An information model in software engineering is a representation of concepts and the relationships, constraints, rules, and operations to specify data semantics for a chosen domain of discourse. Typically it specifies relations between kinds of things, but may also include relations with individual things. It can provide sharable, stable, and organized structure of information requirements or knowledge for the domain context.
The term information model in general is used for models of individual things, such as facilities, buildings, process plants, etc. In those cases the concept is specialised to facility information model, building information model, plant information model, etc. Such an information model is an integration of a model of the facility with the data and documents about the facility.

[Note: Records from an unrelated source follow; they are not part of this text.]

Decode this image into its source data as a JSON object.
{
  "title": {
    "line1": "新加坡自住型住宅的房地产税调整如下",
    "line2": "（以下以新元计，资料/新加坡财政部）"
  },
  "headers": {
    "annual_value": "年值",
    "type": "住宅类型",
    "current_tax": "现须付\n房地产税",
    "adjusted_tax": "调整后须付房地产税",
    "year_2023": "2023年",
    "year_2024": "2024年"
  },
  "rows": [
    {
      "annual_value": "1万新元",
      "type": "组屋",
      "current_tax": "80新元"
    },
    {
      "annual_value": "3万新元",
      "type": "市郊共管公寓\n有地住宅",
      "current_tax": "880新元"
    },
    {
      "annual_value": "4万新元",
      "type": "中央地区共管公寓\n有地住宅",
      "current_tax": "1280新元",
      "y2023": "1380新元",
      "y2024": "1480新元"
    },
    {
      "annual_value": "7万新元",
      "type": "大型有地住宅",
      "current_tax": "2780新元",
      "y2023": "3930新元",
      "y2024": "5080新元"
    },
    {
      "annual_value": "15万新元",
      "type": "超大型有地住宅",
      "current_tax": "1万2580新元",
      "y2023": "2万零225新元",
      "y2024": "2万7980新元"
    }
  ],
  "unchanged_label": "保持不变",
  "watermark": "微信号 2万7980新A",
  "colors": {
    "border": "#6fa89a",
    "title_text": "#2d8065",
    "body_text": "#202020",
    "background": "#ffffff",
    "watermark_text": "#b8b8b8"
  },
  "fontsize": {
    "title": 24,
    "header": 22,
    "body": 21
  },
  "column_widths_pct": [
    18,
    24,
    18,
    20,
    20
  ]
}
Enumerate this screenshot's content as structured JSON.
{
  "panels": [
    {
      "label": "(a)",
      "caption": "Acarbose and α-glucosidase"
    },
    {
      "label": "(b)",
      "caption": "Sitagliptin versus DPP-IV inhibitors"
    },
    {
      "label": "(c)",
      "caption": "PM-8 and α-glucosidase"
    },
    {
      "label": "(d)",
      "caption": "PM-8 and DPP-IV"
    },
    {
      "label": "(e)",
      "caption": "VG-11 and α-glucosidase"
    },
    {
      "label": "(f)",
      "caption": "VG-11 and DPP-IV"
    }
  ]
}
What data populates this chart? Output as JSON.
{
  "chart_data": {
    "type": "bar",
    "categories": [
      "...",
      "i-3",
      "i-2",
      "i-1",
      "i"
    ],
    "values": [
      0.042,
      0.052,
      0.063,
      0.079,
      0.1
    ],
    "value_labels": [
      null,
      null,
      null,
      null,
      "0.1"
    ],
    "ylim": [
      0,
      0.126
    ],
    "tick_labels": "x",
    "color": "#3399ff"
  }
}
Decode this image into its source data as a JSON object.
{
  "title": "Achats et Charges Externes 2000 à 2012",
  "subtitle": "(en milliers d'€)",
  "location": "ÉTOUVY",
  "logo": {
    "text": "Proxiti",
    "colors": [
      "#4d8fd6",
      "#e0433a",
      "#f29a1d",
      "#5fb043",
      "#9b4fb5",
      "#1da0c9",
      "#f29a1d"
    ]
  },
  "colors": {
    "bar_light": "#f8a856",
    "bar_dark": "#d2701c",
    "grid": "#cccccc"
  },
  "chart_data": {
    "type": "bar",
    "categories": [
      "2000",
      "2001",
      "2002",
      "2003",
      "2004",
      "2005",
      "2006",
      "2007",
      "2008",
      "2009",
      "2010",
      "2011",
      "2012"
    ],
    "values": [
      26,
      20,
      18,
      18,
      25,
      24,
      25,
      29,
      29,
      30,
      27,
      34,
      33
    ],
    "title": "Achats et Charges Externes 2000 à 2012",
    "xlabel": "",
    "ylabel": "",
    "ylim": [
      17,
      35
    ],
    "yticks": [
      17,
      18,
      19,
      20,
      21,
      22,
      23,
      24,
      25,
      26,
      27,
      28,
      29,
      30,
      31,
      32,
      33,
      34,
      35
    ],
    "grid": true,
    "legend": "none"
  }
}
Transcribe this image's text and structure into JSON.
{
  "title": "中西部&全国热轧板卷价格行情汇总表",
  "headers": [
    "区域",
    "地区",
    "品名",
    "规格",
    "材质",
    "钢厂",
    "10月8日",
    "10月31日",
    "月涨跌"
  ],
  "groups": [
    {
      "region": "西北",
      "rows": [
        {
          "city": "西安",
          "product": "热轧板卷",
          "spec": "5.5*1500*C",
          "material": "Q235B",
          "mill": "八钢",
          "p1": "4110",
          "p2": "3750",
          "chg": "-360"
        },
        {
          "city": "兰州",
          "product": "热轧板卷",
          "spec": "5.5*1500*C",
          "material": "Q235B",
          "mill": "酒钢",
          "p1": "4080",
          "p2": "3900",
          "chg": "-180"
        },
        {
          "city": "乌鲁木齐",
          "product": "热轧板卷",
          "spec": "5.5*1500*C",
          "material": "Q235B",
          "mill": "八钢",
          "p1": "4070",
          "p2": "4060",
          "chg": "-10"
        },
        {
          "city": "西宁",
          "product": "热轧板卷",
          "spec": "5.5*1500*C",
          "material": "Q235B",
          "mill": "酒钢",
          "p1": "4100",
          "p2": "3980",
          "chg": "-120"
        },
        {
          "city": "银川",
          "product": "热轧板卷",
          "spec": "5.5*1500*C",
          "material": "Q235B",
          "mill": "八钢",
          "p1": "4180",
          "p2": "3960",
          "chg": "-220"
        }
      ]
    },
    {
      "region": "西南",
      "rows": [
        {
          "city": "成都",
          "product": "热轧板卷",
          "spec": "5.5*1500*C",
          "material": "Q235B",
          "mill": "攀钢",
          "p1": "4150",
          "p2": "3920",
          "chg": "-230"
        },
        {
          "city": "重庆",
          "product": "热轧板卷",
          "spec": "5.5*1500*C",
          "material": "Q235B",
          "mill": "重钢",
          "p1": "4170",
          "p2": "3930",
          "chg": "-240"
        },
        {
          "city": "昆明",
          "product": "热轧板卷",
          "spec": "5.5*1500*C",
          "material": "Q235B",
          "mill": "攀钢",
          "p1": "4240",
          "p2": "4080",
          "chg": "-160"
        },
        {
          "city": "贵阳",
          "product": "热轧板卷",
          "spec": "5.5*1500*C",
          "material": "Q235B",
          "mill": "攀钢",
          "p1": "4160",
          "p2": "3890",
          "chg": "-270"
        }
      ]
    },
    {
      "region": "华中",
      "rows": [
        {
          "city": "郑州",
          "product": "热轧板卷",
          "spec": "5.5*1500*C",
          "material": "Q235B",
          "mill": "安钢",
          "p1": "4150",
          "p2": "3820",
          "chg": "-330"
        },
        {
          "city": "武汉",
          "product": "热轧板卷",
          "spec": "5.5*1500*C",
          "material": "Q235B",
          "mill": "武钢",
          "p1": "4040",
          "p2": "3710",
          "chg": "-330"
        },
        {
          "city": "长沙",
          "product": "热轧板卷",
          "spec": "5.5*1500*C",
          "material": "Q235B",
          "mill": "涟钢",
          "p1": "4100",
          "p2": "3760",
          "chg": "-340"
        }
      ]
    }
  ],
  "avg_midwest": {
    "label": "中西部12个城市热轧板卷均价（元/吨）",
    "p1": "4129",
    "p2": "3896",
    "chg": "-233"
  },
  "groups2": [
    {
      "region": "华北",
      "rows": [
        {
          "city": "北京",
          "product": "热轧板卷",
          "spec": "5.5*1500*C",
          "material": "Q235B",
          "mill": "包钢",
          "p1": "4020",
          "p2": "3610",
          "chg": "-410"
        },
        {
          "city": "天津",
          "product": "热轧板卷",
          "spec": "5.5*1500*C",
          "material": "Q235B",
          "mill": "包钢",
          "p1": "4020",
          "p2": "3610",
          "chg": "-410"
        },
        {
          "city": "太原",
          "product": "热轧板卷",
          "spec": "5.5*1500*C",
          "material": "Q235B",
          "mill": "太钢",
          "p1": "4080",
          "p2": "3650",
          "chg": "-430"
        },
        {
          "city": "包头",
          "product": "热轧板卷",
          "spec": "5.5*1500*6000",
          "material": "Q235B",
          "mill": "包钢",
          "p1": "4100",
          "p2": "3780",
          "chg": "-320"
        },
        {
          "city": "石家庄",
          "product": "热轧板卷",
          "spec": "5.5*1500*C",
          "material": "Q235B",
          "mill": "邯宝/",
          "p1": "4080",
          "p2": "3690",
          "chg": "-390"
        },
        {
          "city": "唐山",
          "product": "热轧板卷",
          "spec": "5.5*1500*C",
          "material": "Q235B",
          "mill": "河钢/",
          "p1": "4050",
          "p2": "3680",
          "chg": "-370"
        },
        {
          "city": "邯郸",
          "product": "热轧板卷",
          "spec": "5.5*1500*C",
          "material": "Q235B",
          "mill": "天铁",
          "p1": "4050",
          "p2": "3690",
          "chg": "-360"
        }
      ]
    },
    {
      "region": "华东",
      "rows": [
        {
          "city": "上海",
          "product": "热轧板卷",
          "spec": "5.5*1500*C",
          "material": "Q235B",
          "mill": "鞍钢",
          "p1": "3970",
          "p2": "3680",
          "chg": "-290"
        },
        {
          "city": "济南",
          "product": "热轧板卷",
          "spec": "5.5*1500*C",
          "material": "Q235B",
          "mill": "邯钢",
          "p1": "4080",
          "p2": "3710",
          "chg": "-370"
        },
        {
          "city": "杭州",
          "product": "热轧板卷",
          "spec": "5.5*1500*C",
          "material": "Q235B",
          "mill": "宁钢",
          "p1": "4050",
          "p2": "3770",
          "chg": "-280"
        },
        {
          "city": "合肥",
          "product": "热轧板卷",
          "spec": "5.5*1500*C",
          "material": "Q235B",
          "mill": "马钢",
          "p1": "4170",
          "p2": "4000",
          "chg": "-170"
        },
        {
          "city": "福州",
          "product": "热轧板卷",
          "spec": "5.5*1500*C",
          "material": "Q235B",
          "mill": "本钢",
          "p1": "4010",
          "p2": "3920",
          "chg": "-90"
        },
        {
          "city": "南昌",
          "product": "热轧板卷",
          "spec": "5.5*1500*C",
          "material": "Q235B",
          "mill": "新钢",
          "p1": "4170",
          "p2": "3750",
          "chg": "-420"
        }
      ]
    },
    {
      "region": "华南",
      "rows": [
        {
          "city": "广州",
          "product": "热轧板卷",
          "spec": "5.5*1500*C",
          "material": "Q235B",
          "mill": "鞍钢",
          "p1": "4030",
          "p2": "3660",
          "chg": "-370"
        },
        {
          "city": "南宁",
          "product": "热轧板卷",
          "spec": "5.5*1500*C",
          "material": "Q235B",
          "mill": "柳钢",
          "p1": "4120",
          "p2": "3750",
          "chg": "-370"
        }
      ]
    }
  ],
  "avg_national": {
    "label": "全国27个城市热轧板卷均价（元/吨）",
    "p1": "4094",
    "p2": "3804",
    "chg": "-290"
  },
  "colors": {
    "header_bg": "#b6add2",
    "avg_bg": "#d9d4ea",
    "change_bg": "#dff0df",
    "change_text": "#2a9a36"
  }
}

Within the field of software engineering and data modeling an information model is usually an abstract, formal representation of entity types that may include their properties, relationships and the operations that can be performed on them. The entity types in the model may be kinds of real-world objects, such as devices in a network, or occurrences, or they may themselves be abstract, such as for the entities used in a billing system. Typically, they are used to model a constrained domain that can be described by a closed set of entity types, properties, relationships and operations.
An information model provides formalism to the description of a problem domain without constraining how that description is mapped to an actual implementation in software. There may be many mappings of the information model. Such mappings are called data models, irrespective of whether they are object models (e.g. using UML), entity relationship models or XML schemas.
In 1976, an entity-relationship (ER) graphic notation was introduced by Peter Chen. He stressed that it was a "semantic" modelling technique and independent of any database modelling techniques such as Hierarchical, CODASYL, Relational etc. Since then, languages for information models have continued to evolve. Some examples are the Integrated Definition Language 1 Extended (IDEF1X), the EXPRESS language and the Unified Modeling Language (UML).